One of the main things that graduate students need to cope with in the sciences is giving lectures. For some, they give lectures to undergrads. Others give lectures in their classes. In my case, since I am not fluent in Mandarin, I can’t serve as TA, which is what most of my classmates have to do. However, in both of my classes, we have to give lectures. This is very different from giving a 30 min to 1h presentation. Students have to assimilate new subject matter and present it to the class, while the prof is watching. In both of my classes⁴, there aren’t that many students³.
This can be quite challenging because you need to prepare fully before you give a 3h lecture. While you give the lecture, the prof will ask you questions about the new topics and proofs, to see if you have understood it. He/She will ask to see if the other students have understood as well.

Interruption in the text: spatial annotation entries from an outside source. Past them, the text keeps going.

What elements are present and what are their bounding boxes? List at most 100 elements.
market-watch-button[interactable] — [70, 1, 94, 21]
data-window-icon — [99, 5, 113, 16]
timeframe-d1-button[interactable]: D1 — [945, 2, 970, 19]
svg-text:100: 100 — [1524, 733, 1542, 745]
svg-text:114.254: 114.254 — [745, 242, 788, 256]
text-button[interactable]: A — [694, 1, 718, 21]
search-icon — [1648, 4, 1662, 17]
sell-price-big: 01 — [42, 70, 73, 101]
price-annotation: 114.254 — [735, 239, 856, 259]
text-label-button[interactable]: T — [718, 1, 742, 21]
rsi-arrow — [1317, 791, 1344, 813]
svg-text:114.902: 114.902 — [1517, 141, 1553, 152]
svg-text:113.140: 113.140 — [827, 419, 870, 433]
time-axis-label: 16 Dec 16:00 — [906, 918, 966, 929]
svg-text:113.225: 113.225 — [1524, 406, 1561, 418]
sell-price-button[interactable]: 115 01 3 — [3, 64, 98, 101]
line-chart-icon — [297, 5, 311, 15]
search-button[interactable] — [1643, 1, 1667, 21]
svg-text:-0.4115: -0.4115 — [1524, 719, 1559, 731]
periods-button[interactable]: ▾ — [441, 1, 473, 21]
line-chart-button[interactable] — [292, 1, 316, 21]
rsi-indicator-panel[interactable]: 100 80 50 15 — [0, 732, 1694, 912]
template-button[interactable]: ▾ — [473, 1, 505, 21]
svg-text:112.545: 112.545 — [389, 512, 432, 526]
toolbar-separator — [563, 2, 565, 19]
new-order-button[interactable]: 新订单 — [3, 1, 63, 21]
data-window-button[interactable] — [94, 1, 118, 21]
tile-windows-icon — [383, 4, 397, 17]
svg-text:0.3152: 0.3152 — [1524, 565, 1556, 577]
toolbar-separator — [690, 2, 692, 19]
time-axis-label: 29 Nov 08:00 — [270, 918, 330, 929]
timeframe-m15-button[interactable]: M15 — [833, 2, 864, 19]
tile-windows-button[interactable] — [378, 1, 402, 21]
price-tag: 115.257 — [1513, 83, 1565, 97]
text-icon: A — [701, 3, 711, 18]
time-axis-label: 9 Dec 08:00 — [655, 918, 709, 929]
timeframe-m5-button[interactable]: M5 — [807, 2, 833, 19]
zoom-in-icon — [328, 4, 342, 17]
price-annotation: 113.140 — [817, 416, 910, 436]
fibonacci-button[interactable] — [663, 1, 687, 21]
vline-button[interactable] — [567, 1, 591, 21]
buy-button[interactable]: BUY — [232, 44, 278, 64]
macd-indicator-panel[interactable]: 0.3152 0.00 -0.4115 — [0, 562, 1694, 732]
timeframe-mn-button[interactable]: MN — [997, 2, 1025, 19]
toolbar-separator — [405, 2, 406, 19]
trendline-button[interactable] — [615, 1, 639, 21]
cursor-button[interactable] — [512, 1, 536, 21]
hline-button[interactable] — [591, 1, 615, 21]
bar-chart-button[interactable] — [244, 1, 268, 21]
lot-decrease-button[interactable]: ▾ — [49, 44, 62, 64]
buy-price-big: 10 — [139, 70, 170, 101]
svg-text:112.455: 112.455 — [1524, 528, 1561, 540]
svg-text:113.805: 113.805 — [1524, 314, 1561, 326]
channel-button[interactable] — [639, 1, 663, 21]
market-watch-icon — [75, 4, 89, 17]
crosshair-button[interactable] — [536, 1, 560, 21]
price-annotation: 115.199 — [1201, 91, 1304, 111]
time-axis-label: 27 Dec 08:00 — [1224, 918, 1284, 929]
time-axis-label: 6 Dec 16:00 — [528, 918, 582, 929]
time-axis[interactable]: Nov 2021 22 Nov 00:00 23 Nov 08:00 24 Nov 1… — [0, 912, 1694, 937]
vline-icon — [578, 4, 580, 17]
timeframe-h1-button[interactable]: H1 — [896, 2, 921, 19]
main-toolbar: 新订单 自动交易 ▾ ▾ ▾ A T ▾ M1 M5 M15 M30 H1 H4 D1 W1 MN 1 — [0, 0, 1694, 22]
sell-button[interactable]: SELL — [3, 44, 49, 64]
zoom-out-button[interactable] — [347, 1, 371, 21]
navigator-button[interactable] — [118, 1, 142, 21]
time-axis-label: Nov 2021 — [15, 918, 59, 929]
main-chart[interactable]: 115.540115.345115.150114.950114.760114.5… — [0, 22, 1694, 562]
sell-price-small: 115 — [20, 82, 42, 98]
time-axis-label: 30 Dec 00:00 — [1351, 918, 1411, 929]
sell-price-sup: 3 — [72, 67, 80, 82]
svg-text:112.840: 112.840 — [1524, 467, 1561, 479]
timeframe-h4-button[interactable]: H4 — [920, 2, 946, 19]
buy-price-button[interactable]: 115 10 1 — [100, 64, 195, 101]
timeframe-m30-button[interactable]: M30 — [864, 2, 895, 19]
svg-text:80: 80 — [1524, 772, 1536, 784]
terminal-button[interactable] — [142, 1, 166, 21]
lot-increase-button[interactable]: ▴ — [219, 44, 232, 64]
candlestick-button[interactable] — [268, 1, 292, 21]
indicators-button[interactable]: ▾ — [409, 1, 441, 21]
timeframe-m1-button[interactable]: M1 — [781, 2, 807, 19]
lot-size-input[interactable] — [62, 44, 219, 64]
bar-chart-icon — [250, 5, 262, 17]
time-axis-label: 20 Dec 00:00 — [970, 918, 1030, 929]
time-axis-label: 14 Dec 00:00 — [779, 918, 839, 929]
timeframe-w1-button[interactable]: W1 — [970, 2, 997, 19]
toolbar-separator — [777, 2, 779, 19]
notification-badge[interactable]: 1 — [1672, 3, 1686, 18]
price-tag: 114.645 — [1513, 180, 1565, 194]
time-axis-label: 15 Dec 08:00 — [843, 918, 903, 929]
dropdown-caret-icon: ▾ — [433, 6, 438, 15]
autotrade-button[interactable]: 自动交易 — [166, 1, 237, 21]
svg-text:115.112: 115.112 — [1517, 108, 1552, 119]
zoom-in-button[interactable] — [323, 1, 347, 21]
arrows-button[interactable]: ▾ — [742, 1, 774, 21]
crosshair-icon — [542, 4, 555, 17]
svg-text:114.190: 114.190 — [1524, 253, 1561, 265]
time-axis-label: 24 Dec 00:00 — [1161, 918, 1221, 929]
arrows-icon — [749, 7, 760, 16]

In my case, in my Commutative Algebra class, most, if not all, of the explanations are in Mandarin, but I usually get what’s being explained since I tend to prepare the topics even when I don’t have to give the lecture.
This year, the graduate class format changed dramatically for me. I went from a normal class, filled with students, to classes with at the most 4 students and a professor. Actually, my Complex Analysis II class has only another student enrolled. As such, the format has changed. The professors no longer give 3h-lectures, the students do, each in turn.
Basically, each graduate student will prepare a 3h-lecture¹. In one class, that means that I lecture every 4 weeks. In another, it’s every other week². Preparing the lecture involves going over the textbook and the proofs. Depending on how detailed the proofs are, you’ll need to flesh them out further, and make them understandable, citing the right theorems, propositions, etc. Depending on what book/resources you are using, this might take quite a few hours. It also depends on the overall complexity of the class and the overall sparseness of the authors of the book. Atiyah’s books is very sparse. The proofs are sometimes quite short and they need to be expanded significantly.